Coronavirus
Shanghai slipping back into lockdowns days after restrictions relaxed
China’s tech hub of 25 million people celebrated on Wednesday when officials lifted its city-wide lockdown, but certain neighborhoods are once against be quarantined after new cases, according to city health authorities
June 6, 2022 11:26am
Updated: June 6, 2022 1:10pm
China’s tech hub of 25 million people celebrated last week when officials lifted its city-wide lockdown, but certain neighborhoods are once against be quarantined after new cases, according to city health authorities.

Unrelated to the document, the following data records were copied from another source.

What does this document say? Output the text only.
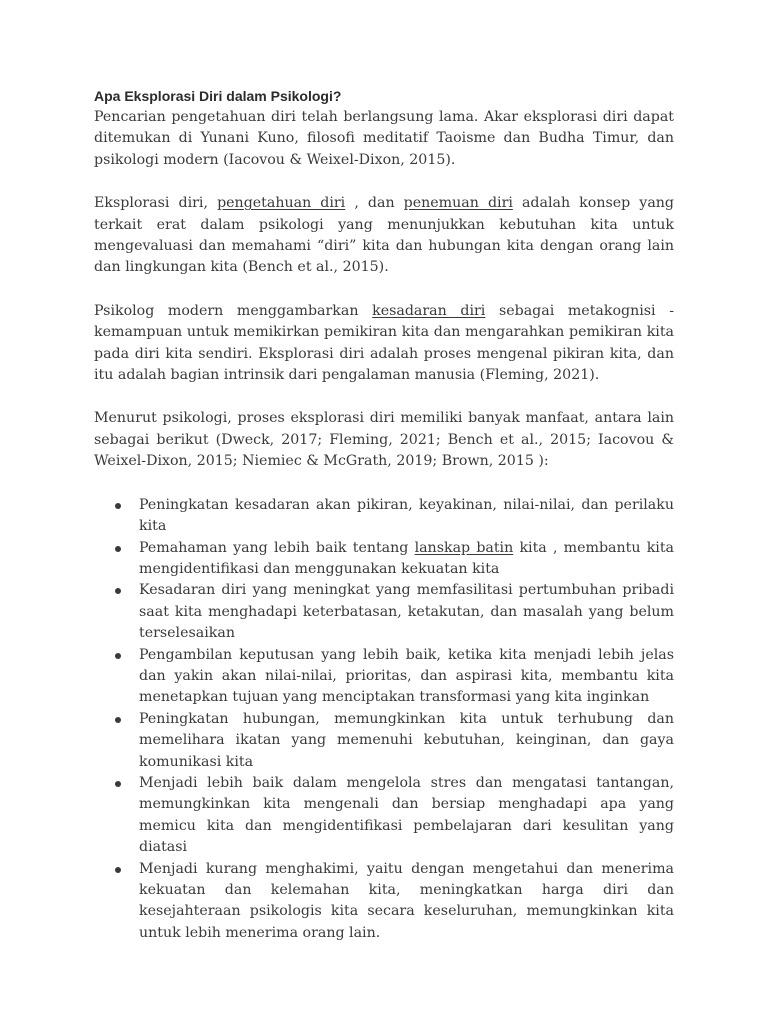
Apa Eksplorasi Diri dalam Psikologi?

Pencarian pengetahuan diri telah berlangsung lama. Akar eksplorasi diri dapat ditemukan di Yunani Kuno, filosofi meditatif Taoisme dan Budha Timur, dan psikologi modern (Iacovou & Weixel-Dixon, 2015).

Eksplorasi diri, pengetahuan diri , dan penemuan diri adalah konsep yang terkait erat dalam psikologi yang menunjukkan kebutuhan kita untuk mengevaluasi dan memahami “diri” kita dan hubungan kita dengan orang lain dan lingkungan kita (Bench et al., 2015).

Psikolog modern menggambarkan kesadaran diri sebagai metakognisi - kemampuan untuk memikirkan pemikiran kita dan mengarahkan pemikiran kita pada diri kita sendiri. Eksplorasi diri adalah proses mengenal pikiran kita, dan itu adalah bagian intrinsik dari pengalaman manusia (Fleming, 2021).

Menurut psikologi, proses eksplorasi diri memiliki banyak manfaat, antara lain sebagai berikut (Dweck, 2017; Fleming, 2021; Bench et al., 2015; Iacovou & Weixel-Dixon, 2015; Niemiec & McGrath, 2019; Brown, 2015 ):

Peningkatan kesadaran akan pikiran, keyakinan, nilai-nilai, dan perilaku kita
Pemahaman yang lebih baik tentang lanskap batin kita , membantu kita mengidentifikasi dan menggunakan kekuatan kita
Kesadaran diri yang meningkat yang memfasilitasi pertumbuhan pribadi saat kita menghadapi keterbatasan, ketakutan, dan masalah yang belum terselesaikan
Pengambilan keputusan yang lebih baik, ketika kita menjadi lebih jelas dan yakin akan nilai-nilai, prioritas, dan aspirasi kita, membantu kita menetapkan tujuan yang menciptakan transformasi yang kita inginkan
Peningkatan hubungan, memungkinkan kita untuk terhubung dan memelihara ikatan yang memenuhi kebutuhan, keinginan, dan gaya komunikasi kita
Menjadi lebih baik dalam mengelola stres dan mengatasi tantangan, memungkinkan kita mengenali dan bersiap menghadapi apa yang memicu kita dan mengidentifikasi pembelajaran dari kesulitan yang diatasi
Menjadi kurang menghakimi, yaitu dengan mengetahui dan menerima kekuatan dan kelemahan kita, meningkatkan harga diri dan kesejahteraan psikologis kita secara keseluruhan, memungkinkan kita untuk lebih menerima orang lain.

Four neighborhoods in Shanghai’s Jing’an and Pudong districts were designated “medium-risk areas” after seven new COVID-19 cases were detected there, meaning residents will be confined to their homes for 14 days, according to a news conference on Thursday.
Shanghai health officials also said their 26 close contacts and 106 secondary contacts had been placed in government quarantine.
The city’s “reversion to lockdown” is a reminder that China’s zero-COVID strategy of mass testing and harsh lockdowns will continue, says CNN.
Shanghai’s “reopening” has been met with jubilation by its residents, many of whom have been confined inside their residential complexes since March.
But under the renewed bustle of city life, strict protocol and regular testing continues. Shanghai residents must present a negative COVID test taken within 72 hours to use public transportation and enter public spaces, which has resulted in long lines outside testing sites in the blistering hot Chinese summer, reports CNN.
Shanghai is China’s most economically important city so the effects of it locking down has been reverberated through supply chains to every corner of the globe.
One analysis of the global supply chain found that “shipment delays between China and major US and European ports have quadrupled since late March, when China shut down the city of Shanghai, which has the world's busiest container port.”
Chinese President Xi Jinping’s decision to stand by strict zero-COVID has reportedly created rifts in the ruling Chinese Communist Party.
Last month, the state news agency stunned CCP members by publishing a full speech given by Premier Li Keqiang, the second most powerful man China, in a virtual meeting of 100,000 local government officials where he calls for immediate action to “stabilize” the situation in China amid backlash to harsh lockdowns.